Discussion:
This novel study evaluated moral distress among providers caring for long term tracheostomy and ventilator dependent patients in a non-ICU setting. Our results suggest that moral distress scores for providers are similar in an inpatient unit caring for children with tracheostomy and ventilator dependence compared to pediatric and neonatal ICUs (4-6,8-9,12). There are similarities between ICU patients and non-ICU tracheostomy dependent patients that may explain this. For example, it is well known that caring for tracheostomy and ventilator dependent children is expensive for both families and health care systems, have high rates of readmission, are complicated by invasive procedures, can entail discussions around goals of care or complex treatment plans, and navigating the limited resources related to home healthcare (often limiting discharge planning) (13-15). These complexities lead to long hospital stays, and this may exacerbate moral distress in settings not designed for long term acute care. Unlike non-hospital based long term acute care facilities (LTAC), there are limitations to providing long term care in the hospital setting. Often these patients are very medically complex, limiting options that would normally mitigate distress, such as planned outings, group activities, and predictable schedules. In addition, patients with lengthy hospital stays of 1 year or more can disrupt or cause bottlenecks in patient flow, placing chronic systemic pressure on staff with respect to space and bed availability.
One particularly novel finding in our study is the high rate of moral distress experienced by APPs. This is likely attributable to a variety of reasons. First, in the TCC, APPs do not rotate off service as often as physicians (physicians cover between 2-6 weeks a year in the unit). The APP’s are also responsible for a larger number of patients in the unit than the RN/RTs, which each APP covering 6-10 patients each shift. APPs thus provide a high degree of continuity for all patients in the TCC, and are subjected to the stressors for every patient in the unit for an extended period of time. This is contrasted to attending physicians, who are subjected to stressors for every patient in the TCC, but who rotate off service on a regular basis. RN/RTs, by contrast, are subjected to stressors for extended periods, but care for a discrete number of patients. While all groups surveyed experience moral distress, our hypothesis is that both the amount of patient exposure and the constancy of this exposure plays a role in the degree of moral distress that is experienced by APPs (5,6, 16). Second, APPs are responsible for much of the day-to-day care of patients with the premise of practice autonomy, however, this impacted by inconsistencies in professional equity from attending physician to attending physician.  The tension between a high degree of responsibility accompanied by a lack of, or inconsistency in, professional equity may lead to moral distress and burnout. (16-19).

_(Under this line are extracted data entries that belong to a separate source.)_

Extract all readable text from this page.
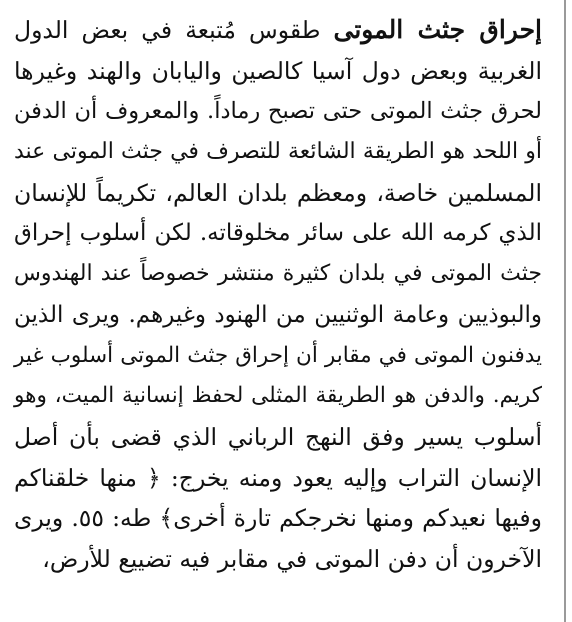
إحراق جثث الموتى طقوس مُتبعة في بعض الدول
الغربية وبعض دول آسيا كالصين واليابان والهند وغيرها
لحرق جثث الموتى حتى تصبح رماداً. والمعروف أن الدفن
أو اللحد هو الطريقة الشائعة للتصرف في جثث الموتى عند
المسلمين خاصة، ومعظم بلدان العالم، تكريماً للإنسان
الذي كرمه الله على سائر مخلوقاته. لكن أسلوب إحراق
جثث الموتى في بلدان كثيرة منتشر خصوصاً عند الهندوس
والبوذيين وعامة الوثنيين من الهنود وغيرهم. ويرى الذين
يدفنون الموتى في مقابر أن إحراق جثث الموتى أسلوب غير
كريم. والدفن هو الطريقة المثلى لحفظ إنسانية الميت، وهو
أسلوب يسير وفق النهج الرباني الذي قضى بأن أصل
الإنسان التراب وإليه يعود ومنه يخرج: ﴿ منها خلقناكم
وفيها نعيدكم ومنها نخرجكم تارة أخرى﴾ طه: ٥٥. ويرى
الآخرون أن دفن الموتى في مقابر فيه تضييع للأرض،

Understanding moral distress is important due to the significant impact it has on burnout and staff turnover (3,8-9, 20-26). In addition, burnout is associated with poorer quality of care, and significant expenses due to decreased clinical productivity and early retirement (24-26). Anecdotally, this has been seen in the TCC, with low rates of engagement among providers for leadership activity outside of clinical work. Understanding factors that are associated with moral distress is important to provide options to decrease distress. Current strategies recommended by the literature focus on mitigating the intensity of stressors, and include education programs, reflective writing, debriefing meetings, and moral empowerment programs (27-28). While some early results are promising, the evidence is unfortunately mixed on the durability of such interventions, and more research is necessary. Our results suggest that along with decreasing the intensity of stressors, decreasing the time of exposure (rotating off service) to distressing situations and better balancing provider authority and responsibility may also be necessary.
Our study has limitations consistent with any survey research. First, a survey is a single snapshot in time, and recent patient interactions may have influenced providers with salient distressing situations to fill out the survey at a higher rate than those who had lower levels of distress (non-responder bias). Second, this study was carried out before the COVID-19 pandemic, and this may skew results, as recent data suggests that the worldwide pandemic may change the degree of moral distress felt by providers (29). Third, about a year prior to this study, a clinical psychologist (APB) was embedded within the unit to deliver evidence-based psychological interventions to patients and families to promote coping and functioning as well as to help support staff with feelings of distress. Due to this, our rates of moral distress may be lower than similar units without this support in place. Despite these limitations, our study remains the first quantitative examination of moral distress in a non-ICU caring for long term tracheostomy/ventilator dependent patients.